As Americans Worry Less About Economy, They Worry More About Other Things
As Americans Worry Less About Economy, They Worry More About Other Things

We have good and bad news. The good news is Americans are gaining confidence in the economy. The bad news is they are meanwhile losing confidence in other areas.

More Americans rate the economy positively than negatively, according to last week Gallup’s Economic Confidence Index. That’s refreshing to see since the index has been depressingly negative since 2008.

But on the other hand, Americans are getting increasingly worried about terrorism. More than half of Americans are concerned a “great deal” about the possibility of a future terrorist attacks on the United States, according to a Gallup poll published March 17. A year ago, less than two in five Americans shared the same concern.

A string of murders of foreigners committed by the Islamic State in Iraq and Syria (ISIS), recorded on video and published online, likely played a major part in the increased alarm in the American psyche. 

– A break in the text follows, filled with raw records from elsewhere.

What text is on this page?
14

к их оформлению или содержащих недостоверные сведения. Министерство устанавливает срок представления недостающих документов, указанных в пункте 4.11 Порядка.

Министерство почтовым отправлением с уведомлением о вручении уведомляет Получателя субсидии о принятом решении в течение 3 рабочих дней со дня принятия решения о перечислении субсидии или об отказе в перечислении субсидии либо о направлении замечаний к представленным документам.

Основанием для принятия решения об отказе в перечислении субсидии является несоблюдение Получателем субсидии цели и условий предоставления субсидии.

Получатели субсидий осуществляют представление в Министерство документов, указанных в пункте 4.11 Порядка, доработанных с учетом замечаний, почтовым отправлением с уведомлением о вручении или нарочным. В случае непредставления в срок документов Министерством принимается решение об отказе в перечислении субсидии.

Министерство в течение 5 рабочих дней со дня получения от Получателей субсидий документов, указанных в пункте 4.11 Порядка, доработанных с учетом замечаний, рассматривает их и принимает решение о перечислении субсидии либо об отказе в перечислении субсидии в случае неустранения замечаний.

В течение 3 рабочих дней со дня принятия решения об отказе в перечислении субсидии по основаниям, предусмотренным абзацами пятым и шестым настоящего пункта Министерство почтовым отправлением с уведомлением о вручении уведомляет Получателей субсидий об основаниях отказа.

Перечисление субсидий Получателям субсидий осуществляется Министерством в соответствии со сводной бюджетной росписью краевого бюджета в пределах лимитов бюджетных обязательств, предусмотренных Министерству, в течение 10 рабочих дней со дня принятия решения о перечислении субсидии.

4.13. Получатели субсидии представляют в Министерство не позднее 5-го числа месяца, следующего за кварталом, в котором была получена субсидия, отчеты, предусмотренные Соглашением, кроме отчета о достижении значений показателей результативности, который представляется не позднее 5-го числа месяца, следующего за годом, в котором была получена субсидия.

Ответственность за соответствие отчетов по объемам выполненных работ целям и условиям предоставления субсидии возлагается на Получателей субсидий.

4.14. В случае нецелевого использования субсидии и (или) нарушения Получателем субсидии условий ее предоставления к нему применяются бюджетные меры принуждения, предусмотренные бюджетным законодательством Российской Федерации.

Race relations are now much more of a concern for Americans too. Last year, only 17 percent of poll respondents worried about race relations “very much.” This year it rose to 28 percent.

The last year has seen multiple high-profile incidents where police killed unarmed black men sparking protests against racial profiling.

To be sure, economy is still one of the most widespread concerns for Americans, second only to a worry about availability and affordability of health care.

Also, the increased confidence in the economy may be shallower than it looks. Just last month Gallup demonstrated the Economic Confidence Index can be correlated to gas prices. The lower the price Americans see at the pumps, the higher the confidence index came out.